Sarah Watters, the chief officer for local government finance at the group, said authorities are now looking to “recast and reprioritise” their budgets.
She also told MSPs on Holyrood’s Economy Committee that talks are under way with the Scottish Government as local authorities seek to use cash already allocated to them for capital projects for day-to-day spending instead.
Mr Lightbody, the chief officer at Cosla’s Business Gateway national unit, warned: “With reductions in income from a range of sources, and increased expenditure to respond to the crisis, councils will face a funding gap this year of £350m once all consequentials have been factored in.
“Many councils will be starting from a deficit position so if the Covid-related gap cannot be addressed then there will ultimately need to be further reductions in services.”
Ms Watters confirmed councils are “looking at a gap of around about £350m” in funding.

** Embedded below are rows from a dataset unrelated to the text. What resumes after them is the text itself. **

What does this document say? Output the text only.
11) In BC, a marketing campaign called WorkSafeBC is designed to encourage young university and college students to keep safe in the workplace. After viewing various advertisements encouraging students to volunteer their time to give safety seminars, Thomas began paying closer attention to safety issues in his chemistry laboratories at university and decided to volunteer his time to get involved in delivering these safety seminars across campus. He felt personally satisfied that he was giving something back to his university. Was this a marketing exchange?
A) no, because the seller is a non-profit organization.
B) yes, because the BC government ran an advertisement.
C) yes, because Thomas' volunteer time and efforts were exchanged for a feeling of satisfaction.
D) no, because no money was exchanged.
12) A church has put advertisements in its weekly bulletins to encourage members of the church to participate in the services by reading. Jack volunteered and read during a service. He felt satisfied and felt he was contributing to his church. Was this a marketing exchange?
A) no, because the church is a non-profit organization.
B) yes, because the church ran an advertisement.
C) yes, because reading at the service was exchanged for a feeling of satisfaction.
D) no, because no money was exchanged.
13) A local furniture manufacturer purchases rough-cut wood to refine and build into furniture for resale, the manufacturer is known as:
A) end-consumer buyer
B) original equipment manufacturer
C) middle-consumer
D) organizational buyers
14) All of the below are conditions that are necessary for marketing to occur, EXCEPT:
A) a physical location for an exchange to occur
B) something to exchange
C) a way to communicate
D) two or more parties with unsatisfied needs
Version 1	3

She said Cosla has been working with the Scottish Government to “explore a range of fiscal flexibilities that we would seek to use in this financial year and next financial year”, adding this includes using a proportion of this year’s general capital grant for revenue purposes.
Ms Watters said such measures will “put things on a slightly more sustainable footing for next year”.
While she insisted this cannot be an “alternative to fair funding for 2021-22”, she added they “would certainly help councils to mitigate some of the issues we are experiencing this year in relation to revenue pressures”.
Her comments came after Mr Lightbody told the committee that “despite the challenges we have continued to deliver vital services to vulnerable people, communities, and businesses across Scotland”.
He said councils have “played a pivotal role in ensuring Scottish Government funding for businesses has been delivered quickly and effectively”.
Mr Lightbody told MSPs that by September 8 councils had received and processed more than 100,000 applications for the small business grant, with more than £1 billion of cash being paid out to more than 90,000 firms.
The Business Gateway service, which supports companies, handled more than 6,000 enquiries from established businesses in the first quarter.